Worth a mention are also the amazing vocals here. While both guitarist Max Doyle and cellist Jackie Perez Gratz are credited as vocalists, Perez Gratz is responsible for most of the vocals on this album and she does a tremendous job at it, with Doyle only helping out on occasion, providing harmonies like on the fantastic closer War’s End. While she does employ screams on this album, they are few and far between, and while I don’t have anything against harsh vocals in general, I am actually very happy about that, for two distinct reasons: their rarity makes the use of screams (for example, in the beginning of Dreamer Deceived) much more effective, and secondly, Perez Gratz’s clean vocals are far more to my liking. Her clean singing is eerie and unsettling, yet calming and sultry at the same time and it works extremely well in context of the music of the album – more than anything, her vocals are what draws me into this album.
Now, I said a lot about what makes this band special, but all of that would be ultimately worthless, if the song-writing weren’t up to scratch, but fortunately, it is. After Grayceon’s self-titled debut, which was more slow, mellow and atmospheric, and their sophomore release The Great Show, which leaned more toward the metal side of things, this album is the perfect combination of the two, with both elements of the band’s sound brought out to maximum effect. Standouts include the uptempo and rocking (I might even go as far and call it catchy) Shellmounds, the slow and brooding War’s End and the epic centrepiece We Can, which manages to summarise what the band are about effectively in seventeen minutes that feel like seven, but really, there isn’t a weak track on this album. There are some moments on this album that leave my scratching my head, like the awkward ending to Dreamer Deceived, which feels as though something is missing, or the first minutes of Once a Shadow don’t really grab me like the rest of the album, but on the whole, it’s an incredibly cohesive effort.
I can’t really say much about the lyrics, because while the vocals and the way they complement the music are stellar, I have never really delved into the lyrics themselves, but the vocals are more like an instrument here anyway, so it doesn’t matter much.

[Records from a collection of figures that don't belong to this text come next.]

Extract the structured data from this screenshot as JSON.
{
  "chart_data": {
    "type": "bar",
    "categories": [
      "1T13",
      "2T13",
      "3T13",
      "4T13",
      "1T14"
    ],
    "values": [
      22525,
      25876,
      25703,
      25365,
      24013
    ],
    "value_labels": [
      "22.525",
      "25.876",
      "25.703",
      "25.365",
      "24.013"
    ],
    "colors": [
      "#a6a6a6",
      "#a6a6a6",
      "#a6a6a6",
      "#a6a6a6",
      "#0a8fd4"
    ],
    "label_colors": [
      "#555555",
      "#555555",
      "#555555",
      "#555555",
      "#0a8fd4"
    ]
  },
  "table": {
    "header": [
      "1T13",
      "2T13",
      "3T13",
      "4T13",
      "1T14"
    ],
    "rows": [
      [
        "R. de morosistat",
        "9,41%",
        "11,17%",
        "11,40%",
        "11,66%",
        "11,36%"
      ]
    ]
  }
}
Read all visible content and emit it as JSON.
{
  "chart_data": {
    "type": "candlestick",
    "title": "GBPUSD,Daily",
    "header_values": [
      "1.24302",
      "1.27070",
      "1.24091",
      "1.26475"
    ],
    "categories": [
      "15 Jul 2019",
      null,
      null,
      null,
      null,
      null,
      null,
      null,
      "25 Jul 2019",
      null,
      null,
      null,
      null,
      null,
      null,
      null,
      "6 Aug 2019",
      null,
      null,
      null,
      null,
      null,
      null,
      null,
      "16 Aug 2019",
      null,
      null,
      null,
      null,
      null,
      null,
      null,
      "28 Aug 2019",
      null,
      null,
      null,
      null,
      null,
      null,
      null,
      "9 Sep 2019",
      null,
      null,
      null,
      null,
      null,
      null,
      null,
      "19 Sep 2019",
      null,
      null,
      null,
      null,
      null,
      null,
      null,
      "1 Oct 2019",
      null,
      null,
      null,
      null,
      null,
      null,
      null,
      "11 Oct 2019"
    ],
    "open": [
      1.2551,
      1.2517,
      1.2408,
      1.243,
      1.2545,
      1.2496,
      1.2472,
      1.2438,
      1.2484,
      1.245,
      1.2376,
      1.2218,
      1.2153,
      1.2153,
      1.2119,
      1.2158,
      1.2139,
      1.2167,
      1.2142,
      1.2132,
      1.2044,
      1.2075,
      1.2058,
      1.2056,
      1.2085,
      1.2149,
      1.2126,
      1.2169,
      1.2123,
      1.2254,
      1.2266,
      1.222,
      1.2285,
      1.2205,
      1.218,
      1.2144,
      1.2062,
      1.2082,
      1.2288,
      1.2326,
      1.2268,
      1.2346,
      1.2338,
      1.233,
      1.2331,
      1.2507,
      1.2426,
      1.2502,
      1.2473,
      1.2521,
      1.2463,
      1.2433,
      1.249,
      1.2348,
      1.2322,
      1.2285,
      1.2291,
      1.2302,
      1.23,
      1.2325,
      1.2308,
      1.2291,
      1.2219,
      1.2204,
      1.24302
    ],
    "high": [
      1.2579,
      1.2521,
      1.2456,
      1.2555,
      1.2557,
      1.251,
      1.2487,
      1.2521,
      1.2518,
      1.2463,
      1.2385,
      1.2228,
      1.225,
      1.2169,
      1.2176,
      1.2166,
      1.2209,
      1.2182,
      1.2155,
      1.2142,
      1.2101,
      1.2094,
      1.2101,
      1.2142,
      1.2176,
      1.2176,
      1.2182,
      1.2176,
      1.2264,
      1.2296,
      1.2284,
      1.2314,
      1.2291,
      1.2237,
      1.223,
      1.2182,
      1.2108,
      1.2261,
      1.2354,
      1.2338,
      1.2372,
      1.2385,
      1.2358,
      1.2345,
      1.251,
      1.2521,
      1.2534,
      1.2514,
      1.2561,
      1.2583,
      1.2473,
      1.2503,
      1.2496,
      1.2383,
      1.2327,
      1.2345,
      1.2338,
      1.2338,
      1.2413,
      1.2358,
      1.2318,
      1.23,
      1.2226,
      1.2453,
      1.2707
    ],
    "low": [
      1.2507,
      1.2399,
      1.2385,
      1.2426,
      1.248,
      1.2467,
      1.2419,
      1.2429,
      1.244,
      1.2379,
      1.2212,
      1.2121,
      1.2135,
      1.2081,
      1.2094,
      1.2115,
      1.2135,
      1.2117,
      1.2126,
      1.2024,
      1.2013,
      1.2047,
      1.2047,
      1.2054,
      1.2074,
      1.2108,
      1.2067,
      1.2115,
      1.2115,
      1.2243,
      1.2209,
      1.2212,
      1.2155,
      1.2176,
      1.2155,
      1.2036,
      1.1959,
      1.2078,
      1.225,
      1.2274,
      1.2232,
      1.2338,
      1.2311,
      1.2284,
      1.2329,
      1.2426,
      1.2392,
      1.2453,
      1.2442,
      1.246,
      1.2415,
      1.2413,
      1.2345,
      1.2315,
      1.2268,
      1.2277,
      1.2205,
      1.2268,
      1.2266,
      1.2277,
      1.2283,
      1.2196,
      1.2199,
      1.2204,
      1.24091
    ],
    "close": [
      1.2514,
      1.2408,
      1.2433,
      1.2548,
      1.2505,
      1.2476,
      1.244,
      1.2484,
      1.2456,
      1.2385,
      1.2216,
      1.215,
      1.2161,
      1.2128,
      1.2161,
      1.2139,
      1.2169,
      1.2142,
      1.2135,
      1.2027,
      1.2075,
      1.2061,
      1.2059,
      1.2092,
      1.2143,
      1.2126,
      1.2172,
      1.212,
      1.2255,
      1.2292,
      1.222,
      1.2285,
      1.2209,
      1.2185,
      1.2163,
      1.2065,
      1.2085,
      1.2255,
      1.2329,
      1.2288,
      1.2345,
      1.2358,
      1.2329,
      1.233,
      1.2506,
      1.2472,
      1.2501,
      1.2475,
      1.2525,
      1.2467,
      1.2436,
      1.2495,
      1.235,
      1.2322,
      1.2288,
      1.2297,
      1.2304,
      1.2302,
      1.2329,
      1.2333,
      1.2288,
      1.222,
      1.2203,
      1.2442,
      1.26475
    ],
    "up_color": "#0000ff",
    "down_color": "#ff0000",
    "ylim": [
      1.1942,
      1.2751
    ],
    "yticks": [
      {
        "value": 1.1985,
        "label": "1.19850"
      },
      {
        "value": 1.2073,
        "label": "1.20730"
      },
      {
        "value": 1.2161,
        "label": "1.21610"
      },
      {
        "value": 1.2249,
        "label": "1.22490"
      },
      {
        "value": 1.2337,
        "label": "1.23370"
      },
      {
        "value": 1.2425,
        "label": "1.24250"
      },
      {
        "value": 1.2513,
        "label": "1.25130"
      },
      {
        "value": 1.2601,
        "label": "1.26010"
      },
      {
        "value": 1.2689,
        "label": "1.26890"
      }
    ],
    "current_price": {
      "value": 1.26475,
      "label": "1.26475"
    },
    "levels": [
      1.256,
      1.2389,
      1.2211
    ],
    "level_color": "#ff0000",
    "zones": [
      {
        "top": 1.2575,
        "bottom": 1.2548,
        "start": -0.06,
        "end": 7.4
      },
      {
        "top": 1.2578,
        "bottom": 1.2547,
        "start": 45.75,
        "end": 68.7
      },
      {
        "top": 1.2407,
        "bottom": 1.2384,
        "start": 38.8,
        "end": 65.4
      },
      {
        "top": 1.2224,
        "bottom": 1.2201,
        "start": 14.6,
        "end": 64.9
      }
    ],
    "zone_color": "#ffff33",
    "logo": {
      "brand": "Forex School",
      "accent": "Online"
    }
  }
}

On the whole, this album is pretty damn near perfect. Yes, there are some small flaws that could be ironed out, but that’s really minor stuff. What matters is that Grayceon manage to use an unusual instrumentation and combination of genres to create something very unique and rewarding. It isn’t for everyone, and it will never achieve mainstream success, but if you like post metal, then I can imagine that this is an album that you might thoroughly enjoy.